More than 1,700 Liverpool supporters who’ve reported that they suffered bodily accidents or mental trauma as a result of the chaos on the Champions League ultimate in Paris on 28 May have registered with regulation companies to make claims for damages towards Uefa.
People signing up for the prospective crew claims come with some who reported that they sustained damaged ribs in crushes on the Stade de France sooner than the fit between Liverpool and Real Madrid, and plenty of extra reporting signs of tension and post-traumatic tension dysfunction.
At the fit, hosted by means of Uefa, the confederation of Europe’s nationwide soccer associations, hundreds of Liverpool supporters had been directed by means of French police on a hazardous selection course via a subway, resulting in a slim, bottleneck perimeter checkpoint the place massive queues constructed up right into a chance of crushing. Many turnstiles on the stadium had been then closed for lengthy sessions, resulting in static queues and an extra crushing chance, and folks had been additionally suffering from police the use of pepper spray and firing teargas.
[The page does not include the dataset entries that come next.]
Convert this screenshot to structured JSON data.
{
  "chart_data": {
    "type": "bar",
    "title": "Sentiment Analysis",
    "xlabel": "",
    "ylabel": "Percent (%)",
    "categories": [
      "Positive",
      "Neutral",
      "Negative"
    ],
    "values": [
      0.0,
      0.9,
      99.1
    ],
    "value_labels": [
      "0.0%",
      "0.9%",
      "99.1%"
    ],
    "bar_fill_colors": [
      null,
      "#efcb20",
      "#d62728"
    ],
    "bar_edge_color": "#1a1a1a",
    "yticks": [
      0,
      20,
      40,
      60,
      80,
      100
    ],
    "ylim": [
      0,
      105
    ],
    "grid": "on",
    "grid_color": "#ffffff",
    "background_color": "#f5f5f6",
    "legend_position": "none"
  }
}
Uefa and the French government blamed Liverpool supporters for the chaos and kick-off lengthen.
Gerard Long, a spouse at Binghams solicitors in Liverpool, mentioned greater than 1,300 folks had registered their passion in a possible declare, maximum affected by mental trauma.
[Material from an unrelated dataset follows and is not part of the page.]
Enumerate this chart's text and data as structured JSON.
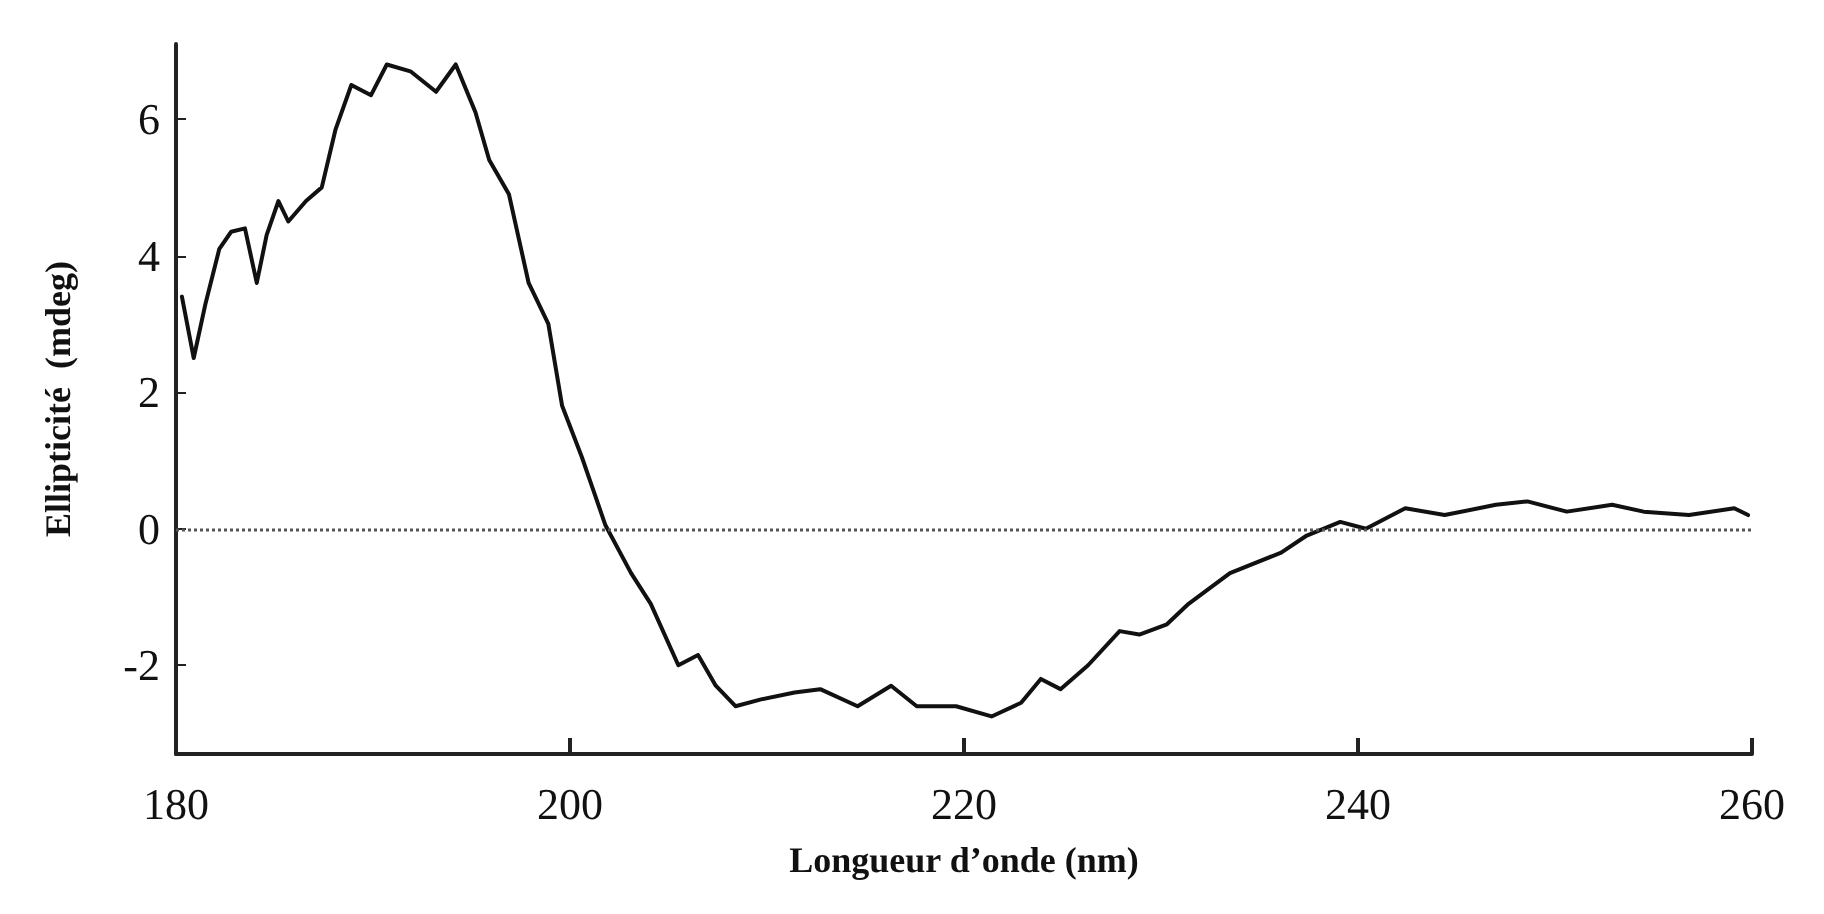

“We are representing people who suffered physical crushing injuries at the turnstiles, and very many people who have suffered psychologically; some were in fear of their lives,” Long said. “Clients have reported anxiety, PTSD, nightmares, never wanting to go to a European football match or even France again.
“Our case is that Uefa as the organizers had a duty of care to people – who paid a lot of money for tickets – and they breached it.”
The national firm Leigh Day has registered interest from 400 people who were at the match supporting Liverpool, said Jill Paterson, the partner leading the potential group claim. She said clients had reported suffering trauma and physical injury including broken bones and bruising from the crushes at the turnstiles, and injuries from being hit with police batons and shields.
People had given “actually surprising” accounts of crushing, violence and distress, Paterson said, and reported panic attacks, anxiety, sleepless nights, flashbacks and fears for their safety at future matches.
“Our shoppers have informed us that they had been beaten and teargassed, and in concern for his or her lives,” Paterson mentioned. “Some are people who were previously affected by the Hillsborough disaster.
“Thousands of people spent their hard-earned money on tickets and travel to what should have been a world-class event. Their safety should have been guaranteed; that is what they paid for as part of their ticket – a well-run event with all the necessary safety and security protocols and resources in place. There is no excuse for the chaos and trauma that unfolded. We were approached by one Liverpool fan almost immediately after the event and we have been looking into this since then and liaising with French lawyers to build a strong case to try and get some redress for the fans.”
Long and Paterson said their firms were in the final stages of gathering and reviewing the evidence and, working with French lawyers, preparing to write to Uefa detailing the claims.
Liverpool said this week that they had sent testimonials from 8,500 supporters to Uefa’s “independent review” of the near-disaster. Billy Hogan, Liverpool’s chief executive, said the evidence of supporters’ “harrowing experiences” identified congestion, insufficient travel information, problems at the perimeter checkpoint and turnstiles, “excessive riot policing tactics”, lack of communication, “the emotional impact of the incorrect reason for delayed kick-off” and problems getting in and out of the stadium.
Uefa declined to respond to questions from the Guardian about the proposed legal claims. It has said it will no longer respond to any questions about the events until its review has produced its report, which is expected at the end of November.
Uefa has said it sincerely apologises “to all the fans who had to experience or witness frightening and distressing situations that evening. No football fan should be put in that situation, and it must not happen again.”